(Bloomberg) -- Consulting giant McKinsey & Co. went so far to get ahead in the lucrative market for advising bankrupt companies that it engaged in racketeering, according to a lawsuit by Jay Alix, the founder of competitor AlixPartners LLP.
McKinsey “knowingly and intentionally submitted false and materially misleading declarations under oath in the bankruptcy proceedings” since 2001 to conceal what would have been disqualifying conflicts of interest, Alix said in the complaint, filed Wednesday in Manhattan district court.
McKinsey also had “pay to play” arrangements where it offered to refer its consulting clients to attorneys for bankruptcy work if the attorneys referred their bankruptcy clients to McKinsey for consulting work, according to the suit, which didn’t name the lawyers. McKinsey responded in an emailed statement that the lawsuit aimed at the firm’s RTS unit is an attempt to “harass and disparage McKinsey using baseless and anti-competitive litigation, which courts have consistently rejected.”
A dispute between the two advisory firms has been simmering for years, with AlixPartners sometimes pressing McKinsey to disclose more information about its clients in specific cases. The potential ramifications of such conflicts are wide-ranging, because advisers can help sway decisions on who gets assets of the bankrupt company, and whether to claw back funds so they could be shared among all creditors. Bankruptcy cases cited in the suits involved $350 billion worth of assets.
“The courts and U.S. trustees have repeatedly dismissed Mr. Alix’s prior challenges, approved RTS’ disclosures, and concluded that RTS has met all of its disclosure requirements,” McKinsey said in the statement. “We will vigorously defend ourselves against these meritless claims and expose Mr. Alix’s clear pattern of anti-competitive behavior in court.”
A spokesman for AlixPartners declined to comment.

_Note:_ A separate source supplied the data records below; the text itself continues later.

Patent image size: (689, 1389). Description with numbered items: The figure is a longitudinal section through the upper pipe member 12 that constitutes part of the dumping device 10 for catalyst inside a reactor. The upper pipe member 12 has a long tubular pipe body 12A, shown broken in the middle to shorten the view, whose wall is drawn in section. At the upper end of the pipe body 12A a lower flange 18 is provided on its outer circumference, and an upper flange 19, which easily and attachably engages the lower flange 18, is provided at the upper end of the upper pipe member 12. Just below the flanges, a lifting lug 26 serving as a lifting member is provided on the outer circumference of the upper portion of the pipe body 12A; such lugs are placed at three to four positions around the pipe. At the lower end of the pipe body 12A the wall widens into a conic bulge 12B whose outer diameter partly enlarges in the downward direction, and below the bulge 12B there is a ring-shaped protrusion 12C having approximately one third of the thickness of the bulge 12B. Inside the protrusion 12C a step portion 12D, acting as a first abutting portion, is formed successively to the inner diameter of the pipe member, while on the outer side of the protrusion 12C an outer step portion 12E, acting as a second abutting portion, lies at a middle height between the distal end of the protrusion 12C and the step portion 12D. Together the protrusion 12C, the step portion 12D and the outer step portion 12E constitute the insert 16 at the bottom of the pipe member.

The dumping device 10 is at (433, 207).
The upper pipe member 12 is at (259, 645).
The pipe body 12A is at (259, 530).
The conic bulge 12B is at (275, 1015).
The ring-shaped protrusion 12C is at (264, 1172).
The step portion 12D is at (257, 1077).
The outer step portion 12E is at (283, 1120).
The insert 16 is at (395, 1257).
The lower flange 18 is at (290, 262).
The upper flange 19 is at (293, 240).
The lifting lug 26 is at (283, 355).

Alix has been a major player in the market for advising bankrupt companies since the 1980s. Since 2010, his firm and two other players -- Alvarez & Marsal and FTI Consulting Inc. -- have dominated the market in advising bankrupt companies with more than $1 billion in assets, controlling about 75 percent of such cases, the suit says. The market is estimated to be worth at least $100 million a year, not including pre-bankruptcy engagements, the suit says.
Alix alleges in the complaint that McKinsey’s behavior helped it compete in a market where it would have otherwise been stymied given its “roster of clients and alumni connections” that could create conflicts of interest. It estimates McKinsey has unlawfully received “at least $101 million to date” in bankruptcy consulting fees, and harmed AlixPartners by depriving it of “valuable consultancy assignments.”
The suit alleges Alix had meetings, emails and phone conversations with Dominic Barton, McKinsey’s global managing partner since 2009, where Barton purportedly said that “McKinsey was intentionally concealing its clients’ identities and that it was conducting the ‘pay to play’ scheme.”
Barton allegedly asked Alix to hold off from doing anything until Barton was re-elected managing partner and could implement changes, saying McKinsey would exit the bankruptcy market, according to the suit. Instead, McKinsey accelerated its unlawful conduct, Alix said. Five other senior McKinsey employees were also named in the suit.
According to the complaint, Barton also told Alix that he had consulted with a partner at Skadden Arps Meagher & Flom LLP who had told him that the alleged "pay-to-play" scheme was illegal, and that McKinsey’s own general counsel had agreed with the assessment. A representative for Skadden didn’t immediately return a call and email for comment.
Recent cases including SunEdison Inc., Alpha Natural Resources Inc., and GenOn Energy Inc., are singled out in the complaint.
Clients allegedly concealed in McKinsey’s SunEdison work included BlackRock Inc. and affiliates of Cerberus Capital Management, both second-lien lenders, and the U.S. Attorney’s Office at the Department of Justice, according to the complaint. The suit doesn’t allege that those parties knew about the wrongdoing. In SunEdison, Longroad Energy, a firm that was a partner of a BlackRock subsidiary, bought some assets, the suit says.
A BlackRock spokesman declined to comment and Cerberus didn’t immediately return a call seeking comment.
In GenOn, McKinsey allegedly concealed that it was itself liable to the company for a $4.5 million preference claim and that while it was working for GenOn to investigate affiliate NRG Energy, the unit was actually a current or former McKinsey client. A number of GenOn’s creditors were also McKinsey’s clients, according to the complaint.
McKinsey’s alleged conduct amounts to bankruptcy fraud, mail fraud, wire fraud and obstruction of justice, according to the complaint, brought by Boies, Schiller Flexner LLP.
The case is Jay Alix vs. McKinsey & Co., 18-04141, U.S. District Court, Southern District of New York.